Before he killed himself, however, he took everything that she’d left in his house and dumped it on the porch. If I was him, I probably would have dumped it on the sidewalk where people driving and walking by could have helped themselves, but he seemed kinda considerate in that way, if naïve and easily manipulated. She is the one who found him, sprawled on his bed, the needle still in his arm, the arm tied off, a chunk of black tar heroin sitting on the night stand, saved for the next shot I guess, if this one didn’t do the trick. The lighter was there, as was the spoon. I don’t even know why she went into the house. To see if there was something to take? Something that might have been left behind on accident? Whatever the reason, she got to be the one to find him. It had probably been less than a day that he’d been there because it was just beginning to stink.

She called the police to let them know, to keep herself from getting in trouble. She told them she hadn’t been to the house since before Christmas, that she had spent some time with Roddy at his parents, that he left abruptly for no reason she understood, and that when she came back a couple of days later, he had put her things on the porch, but hadn’t changed the lock. When she went inside, to check for mail she said, she found him. Needle in his arm, dead. Eyes open and staring at the blank wall, his face somewhere between a smirk and a smile. It’s almost like he was looking for something and he finally found it. But I’ll avoid those speculations of the common sort and just avoid the “he died of a broken heart” cliché because it was the heroin that killed him.

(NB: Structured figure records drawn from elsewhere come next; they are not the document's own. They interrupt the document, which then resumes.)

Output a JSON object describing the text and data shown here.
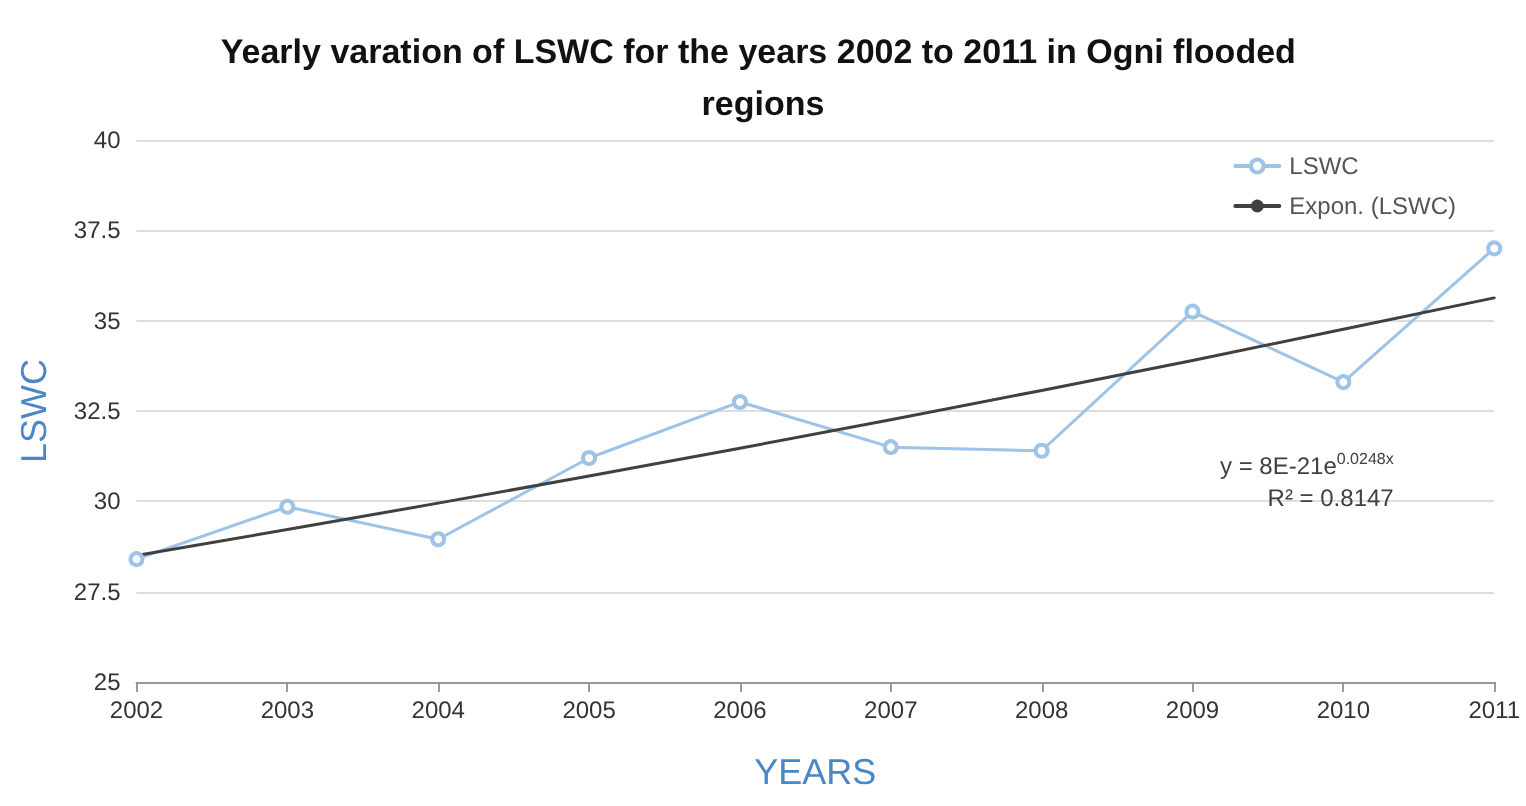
{
  "chart_data": {
    "type": "line",
    "title": "Yearly varation of LSWC for the years 2002 to 2011 in Ogni flooded regions",
    "xlabel": "YEARS",
    "ylabel": "LSWC",
    "x": [
      2002,
      2003,
      2004,
      2005,
      2006,
      2007,
      2008,
      2009,
      2010,
      2011
    ],
    "series": [
      {
        "name": "LSWC",
        "color": "#9dc3e6",
        "marker": "circle",
        "values": [
          28.4,
          29.85,
          28.95,
          31.2,
          32.75,
          31.5,
          31.4,
          35.25,
          33.3,
          37.0
        ]
      },
      {
        "name": "Expon. (LSWC)",
        "color": "#404040",
        "marker": "none",
        "values": [
          28.5,
          29.22,
          29.95,
          30.7,
          31.47,
          32.26,
          33.07,
          33.9,
          34.76,
          35.63
        ]
      }
    ],
    "xlim": [
      2002,
      2011
    ],
    "xticks": [
      2002,
      2003,
      2004,
      2005,
      2006,
      2007,
      2008,
      2009,
      2010,
      2011
    ],
    "ylim": [
      25,
      40
    ],
    "yticks": [
      25,
      27.5,
      30,
      32.5,
      35,
      37.5,
      40
    ],
    "grid": "y",
    "legend": "top right",
    "line_style": "solid",
    "annotations": [
      "y = 8E-21e$^{0.0248x}$",
      "R² = 0.8147"
    ]
  }
}
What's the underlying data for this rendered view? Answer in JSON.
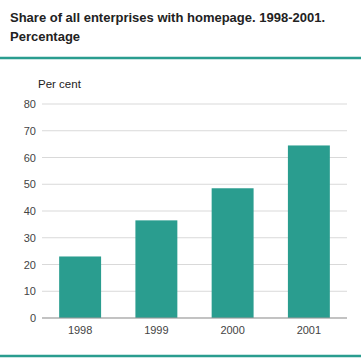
{
  "chart_data": {
    "type": "bar",
    "title": "Share of all enterprises with homepage. 1998-2001.",
    "subtitle": "Percentage",
    "y_label": "Per cent",
    "categories": [
      "1998",
      "1999",
      "2000",
      "2001"
    ],
    "values": [
      23,
      36.5,
      48.5,
      64.5
    ],
    "color": "#2a9d8f",
    "ylim": [
      0,
      80
    ],
    "yticks": [
      0,
      10,
      20,
      30,
      40,
      50,
      60,
      70,
      80
    ],
    "grid": true
  }
}
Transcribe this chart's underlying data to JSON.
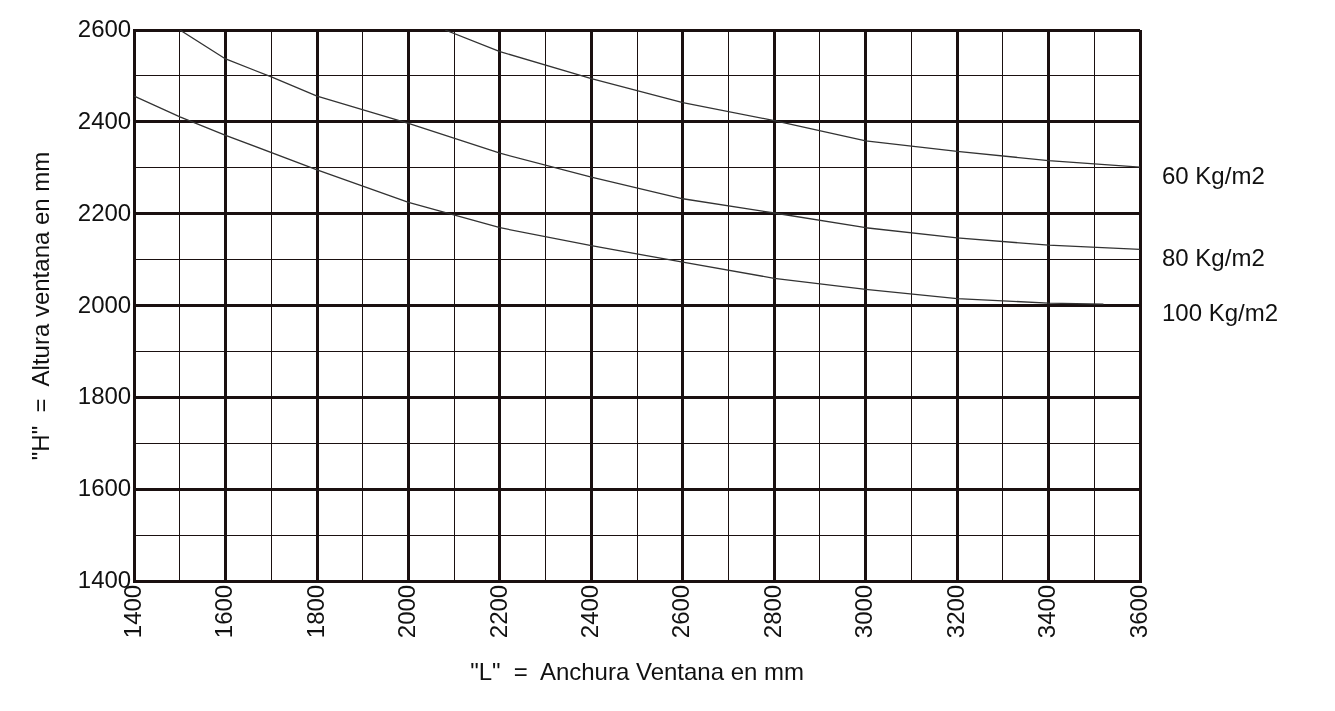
{
  "chart_data": {
    "type": "line",
    "xlabel": "\"L\"  =  Anchura Ventana en mm",
    "ylabel": "\"H\"  =  Altura ventana en mm",
    "xlim": [
      1400,
      3600
    ],
    "ylim": [
      1400,
      2600
    ],
    "xticks": [
      1400,
      {
        "value": 1500,
        "label": null
      },
      1600,
      {
        "value": 1700,
        "label": null
      },
      1800,
      {
        "value": 1900,
        "label": null
      },
      2000,
      {
        "value": 2100,
        "label": null
      },
      2200,
      {
        "value": 2300,
        "label": null
      },
      2400,
      {
        "value": 2500,
        "label": null
      },
      2600,
      {
        "value": 2700,
        "label": null
      },
      2800,
      {
        "value": 2900,
        "label": null
      },
      3000,
      {
        "value": 3100,
        "label": null
      },
      3200,
      {
        "value": 3300,
        "label": null
      },
      3400,
      {
        "value": 3500,
        "label": null
      },
      3600
    ],
    "yticks": [
      1400,
      {
        "value": 1500,
        "label": null
      },
      1600,
      {
        "value": 1700,
        "label": null
      },
      1800,
      {
        "value": 1900,
        "label": null
      },
      2000,
      {
        "value": 2100,
        "label": null
      },
      2200,
      {
        "value": 2300,
        "label": null
      },
      2400,
      {
        "value": 2500,
        "label": null
      },
      2600
    ],
    "grid": true,
    "legend": false,
    "marker": "none",
    "line_style": "solid",
    "series": [
      {
        "name": "60 Kg/m2",
        "color": "#333333",
        "x": [
          2080,
          2200,
          2400,
          2600,
          2800,
          3000,
          3200,
          3400,
          3600
        ],
        "values": [
          2600,
          2553,
          2494,
          2442,
          2403,
          2359,
          2336,
          2316,
          2302
        ]
      },
      {
        "name": "80 Kg/m2",
        "color": "#333333",
        "x": [
          1500,
          1600,
          1700,
          1800,
          2000,
          2200,
          2400,
          2600,
          2800,
          3000,
          3200,
          3400,
          3600
        ],
        "values": [
          2600,
          2537,
          2498,
          2456,
          2397,
          2332,
          2280,
          2233,
          2202,
          2170,
          2148,
          2132,
          2123
        ]
      },
      {
        "name": "100 Kg/m2",
        "color": "#333333",
        "x": [
          1400,
          1500,
          1600,
          1800,
          2000,
          2200,
          2400,
          2600,
          2800,
          3000,
          3200,
          3400,
          3520
        ],
        "values": [
          2456,
          2411,
          2371,
          2296,
          2225,
          2170,
          2131,
          2095,
          2060,
          2036,
          2016,
          2006,
          2004
        ]
      }
    ]
  }
}
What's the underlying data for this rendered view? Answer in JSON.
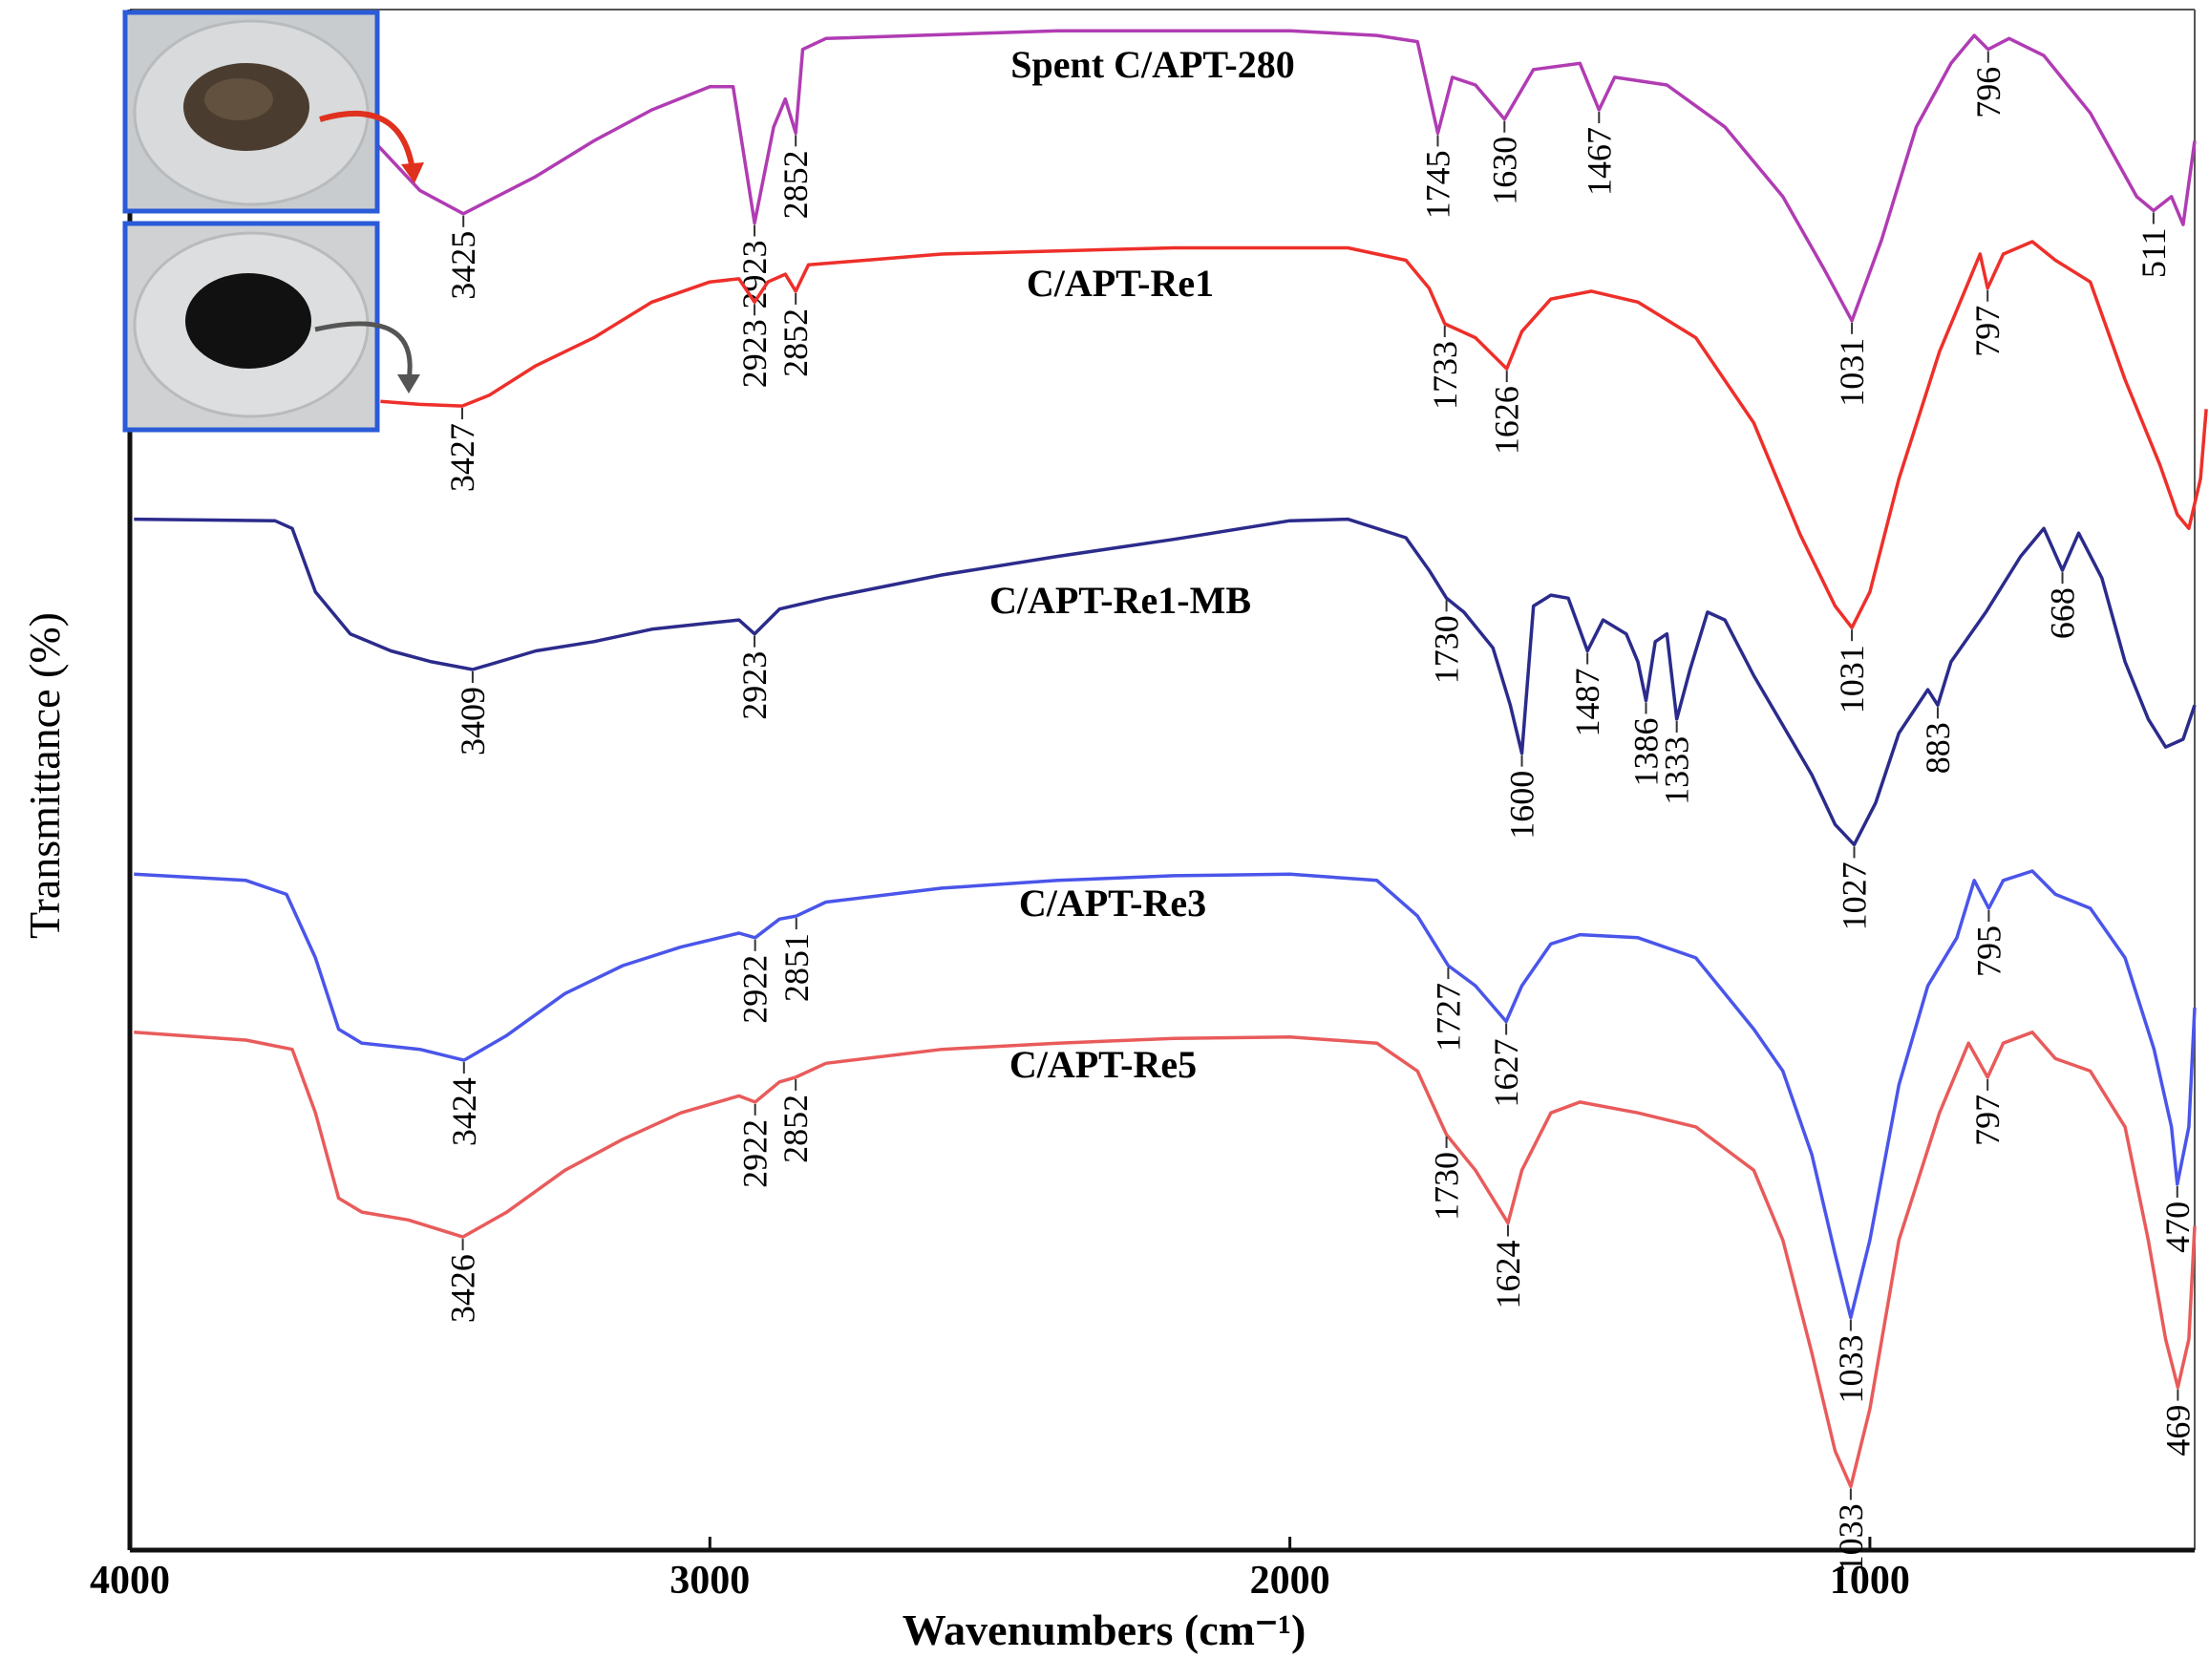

So now I need to find something else to write about other than P-car and her now dead boyfriend. I never really got to know him, and I don’t know that I ever really got to know here, as much as she shared with me regarding the two of them. Hell, I don’t even know how much I know myself. But that itself, is fodder for another entry on another day.

Comments

Cheers from a fan

Congratulations on making it through the month and grinding out a draft. The next step is to have a National Revise Your Novel month. Next year. I'll read the last week's worth over Christmas Break and post my reactions then. Also, I'd like to email you about eportfolios--I attended an online conference on them and have some questions that I'd like to bat around, if you'd be willing.

Joanna

national novel revision millenium

I don't know that I'll be able to work a revision into a single month. I think if I can get to chipping it away, incorporating the ideas that emerged later in the process, all hoping for a more focused draft, is the goal for step two. We'll see how that goes. Last year I burned out right away and did next to nothing with that draft, though I still have an idea that could work out with that one, though it's a big job there as well. When I get another draft done, maybe I'll post a link or something, rather than each day's efforts. Thanks for reading and I'd be happy to chat about ePortfolios. Let me know.